Ist sie jetzt etwa eine Station zurückgelaufen, nur wegen den beiden Jungs? Gut vermutlich hatte sie ihre Gründe. Wahrscheinlich hat sie mich gesehen als Freddy mit mir geredet hat und denkt jetzt automatisch dass alle Jugendlichen böse und gemein sind. Bei der nächsten Station steigt sie aus, ich schaue auf meine Uhr, ich bin schon ziemlich spät dran. Zum Glück bin ich bei der nächsten Station da. Die Bahn hält und ich springe förmlich aus dem Zug. Auf dem großen Platz vor dem Kino suche ich die Gegend nach Luis ab. Als ich ihn nicht entdecke beschließe ich schon mal rein zu gehen. Dort steht er mit zwei Kinokarten in der Hand und lächelt als er mich entdeckt. Ich umarme ihn und wir stellen uns an der Popcorn-Schlange an. Kurz darauf halte ich eine Popcorn tüte in der Hand und wir suchen den richtigen Kinosaal und setzen uns auf unsere Plätze. Der rote Stuhl ist super gemütlich und ich würde am liebsten noch eine halbe Ewigkeit hier neben Luis sitzen bleiben. Außerdem hätte ich bei einem Dauer grinsen Wettbewerb bestimmt den ersten Platz belegt. Ich kann mich gar nicht so richtig auf den Film konzentrieren einerseits wegen Luis andererseits weil ich Angst um Marco habe. Ich will mich gerade nah vorne Lehnen um mir Popcorn zu angeln als ich mit Luis Kopf zusammen stoße. „Aua, dein Kopf ist hart", sagt er lachend und grinst. Ich lache und gebe ein „deiner aber auch" zurück. Er küsst mich auf die Wange und steckt sich ein Popcorn in den Mund. Als der Film endet hätte ich gerne noch länger dort gesehen. Umhüllt von dem verführerischen Duft nach Popcorn, der Kino Atmosphäre und natürlich Luis.

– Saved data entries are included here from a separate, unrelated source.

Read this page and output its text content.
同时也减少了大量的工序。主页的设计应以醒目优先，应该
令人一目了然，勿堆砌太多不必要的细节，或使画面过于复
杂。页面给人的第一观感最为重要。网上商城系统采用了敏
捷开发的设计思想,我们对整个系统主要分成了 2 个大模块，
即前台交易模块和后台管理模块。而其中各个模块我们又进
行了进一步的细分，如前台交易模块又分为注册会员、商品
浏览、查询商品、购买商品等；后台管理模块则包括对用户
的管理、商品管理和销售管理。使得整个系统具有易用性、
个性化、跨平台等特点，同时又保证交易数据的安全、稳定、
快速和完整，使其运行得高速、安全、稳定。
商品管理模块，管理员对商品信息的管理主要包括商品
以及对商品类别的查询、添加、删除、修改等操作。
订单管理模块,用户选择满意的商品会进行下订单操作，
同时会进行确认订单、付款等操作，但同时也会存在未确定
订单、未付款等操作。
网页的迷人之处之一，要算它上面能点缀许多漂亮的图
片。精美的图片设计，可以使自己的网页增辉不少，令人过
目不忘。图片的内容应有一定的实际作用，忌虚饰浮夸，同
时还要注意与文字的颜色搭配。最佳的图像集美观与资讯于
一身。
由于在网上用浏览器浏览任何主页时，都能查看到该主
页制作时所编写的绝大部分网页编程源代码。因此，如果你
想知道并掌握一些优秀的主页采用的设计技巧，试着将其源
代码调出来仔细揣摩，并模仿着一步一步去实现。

Der Weg nach Hause wird langweilig und öde. An meiner Bahnstation biege ich nicht in meine Straße ab, sondern gehe weiter bis zu Marcos Haus. Hier soll ich mich mit Marcos Onkel treffen und mit ihm über meine Probleme reden. Ich drücke auf den Klingelknopf und warte bis mir die Tür aufgemacht wird. Marco öffnet mir und umarmt mich. Ich betrete den bekannten Flur und hänge meine Jacke auf. Im Wohnzimmer ist es angenehm warm und gemütlich. Marcos Onkel kommt aus der Küche und stellt eine Schüssel mit Plätzchen auf den Tisch. „Hi!", sagt er und gibt mir die Hand.  In der darauf folgenden Stunde und viele Kekse später habe ich im alles erzählt und fühle mich jetzt ziemlich befreit und erleichtert. Ich verabschiede mich von Marco und seinem Onkel und gehe nach Hause. Ich mache meine Jacke bis oben hin zu und beschleunige meine Schritte als ich die drei Jungs bemerke die auf der anderen Straßenseite rum lungern. Ich höre wie sie die Straßenseite wechseln, ohne mich umzudrehen gehe ich weiter. Der Wind ist eiskalt und schneidet mir ins Gesicht. Jemand packt mich an der Schulter und dreht mich zu sich um. Ich starre in Freddys wütendes Gesicht und würde am liebsten weglaufen. „Du warst ja doch bei ihm!" stellt er fest und lächelt kalt. „Ganz schön frech die junge Dame", sagt er und streicht mit seinem Finger über meine Wange, ein Schauer läuft mir den Rücken runter und ich  zucke zurück. „Lass das!", schreie ich ihn an, ich weiß nicht woher ich den Mut dafür nehme. Er nimmt mein Gesicht zwischen seine Hände, kalte Hände und eine Geste von der eigentlich etwas beruhigendes Ausgehen sollte. „Du gehörst mir! Hast du das verstanden?", sein Atem stinkt nach Alkohol und seine Frage lässt keine Wiederrede zu. Als ich nicht antworte, brüllt er mich an: „ Hast du das verstanden?" Adrenalin pumpt durch meinen Körper und mein Herzschlag rast. Ich spucke ihm ins Gesicht, drehe mich um und renne so schnell ich kann nach Hause.